Um estudo aponta que o rio São Francisco nasce em Medeiros, não em São Roque de Minas, como sempre se acreditou. Se for verdade, não será o primeiro golpe na auto-estima da cidade mineira de 6.000 habitantes, que só sobreviveu graças à ação de João Carlos Leite, 40.
A tiros, fazendeiros foram expulsos de lá em 1972 para a construção do parque nacional da serra da Canastra. Em 1991, o Banco Central liquidou a Minas Caixa, e o local ficou sem banco, financeiramente dependente da vizinha Piumhi. A cidade teve decréscimo populacional dos anos 60 aos 90.
Dono de loja de insumos agrícolas, João sentia a fuga no bolso. Formou um grupo para pedir ajuda ao prefeito e convencer algum banco a montar um posto. Ouviu "não" até do Banco do Brasil.
"Ninguém quis [vir], e isso doía." Corajoso, descobriu uma solução caseira: "Fomos ver a cooperativa de crédito que ia abrir em Alpinópolis". A idéia foi "importada" e, em um mês, o mecânico da cidade virou o gerente, e o dono do boteco, o contador.

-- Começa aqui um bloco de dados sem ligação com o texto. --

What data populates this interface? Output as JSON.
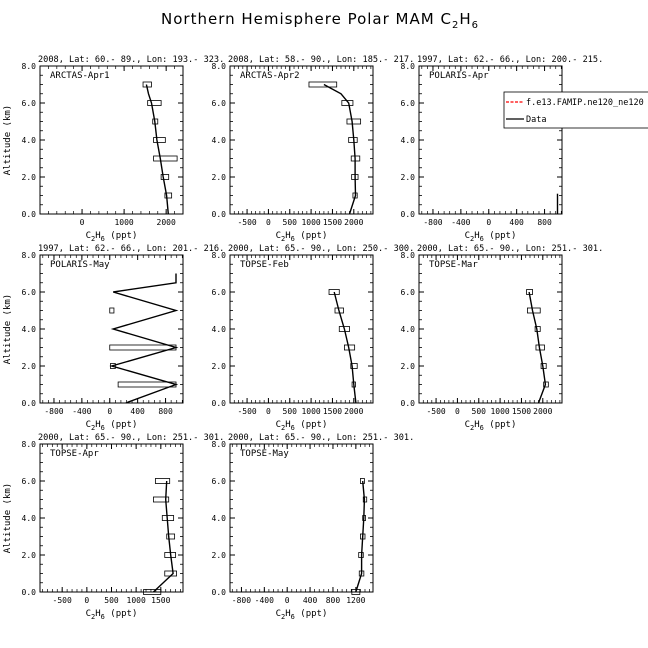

Só João tinha diploma universitário, e foi eleito presidente do Sicoob Saromcredi. Sicoob significa Sistema de Cooperativas de Crédito do Brasil, e Saromcredi mescla as letras da cidade com a palavra crédito. O objetivo era oferecer o mínimo do serviço bancário.
A prefeitura deu energia, telefone e um espaço de 24 m2. Hoje, a entidade constrói sua terceira sede, de 1.400 m2.
Ao assumir o papel de banco, João fez com que 800 aposentados ficassem e gastassem ali. "Quando receberam pela primeira vez, choraram, abraçaram, trouxeram frango e doces." Todos passaram a usar a cooperativa -continuam fiéis, mesmo com o Banco Postal e as funções bancárias da lotérica.
No primeiro ano, o caixa fechou com US$ 1.000. Em 14 anos, o patrimônio foi a R$ 4 milhões (US$ 1,7 milhão), e fechará 2005 com R$ 20 milhões em crédito concedido em várias áreas, além da rural. O PIB (Produto Interno Bruto) local cresceu 8,74% ao ano.
O crescimento populacional, em 2002, foi de 227 pessoas. É gente como Antônio Miranda, 42, que deixou a cidade e voltou em 2004 para gerenciar silos construídos com apoio da cooperativa. Outros dois silos serão feitos.
Graças a João, o café da região chegou à BM&F (Bolsa de Mercadorias & Futuros). Graças a ele, um provedor próprio de internet conectou 135 pessoas à rede e hoje vende conexão. Graças a suas idéias, nasceu o Instituto Ellos, que educa 120 filhos de cooperados. Anajá Arantes, 15, que estuda no Ellos, conta que é mais cobrada do que no colégio estadual. Ela não vai sair da cidade porque, em 2006, o Ellos terá o ensino médio.
A palavra para João é inconformismo. É esse o sentimento que o move e que não o deixa sossegar. Ele não sabe por quanto tempo será o cabeça do Saromcredi. O sucessor, ele já escolheu: Bruno Oliveira Faria, 25, que, tímido, diz que tem "muito a aprender".
Se depender da população, a transição demora. Andando na rua, um homem aborda João. Diz que o prefeito não deu ouvidos ao pedido de asfaltar a rua. "Dê uma força para nós", pede o sujeito. O carisma de João é grande, mas ele não quer saber de carreira política. "E deixar de administrar dinheiro para administrar dívida?"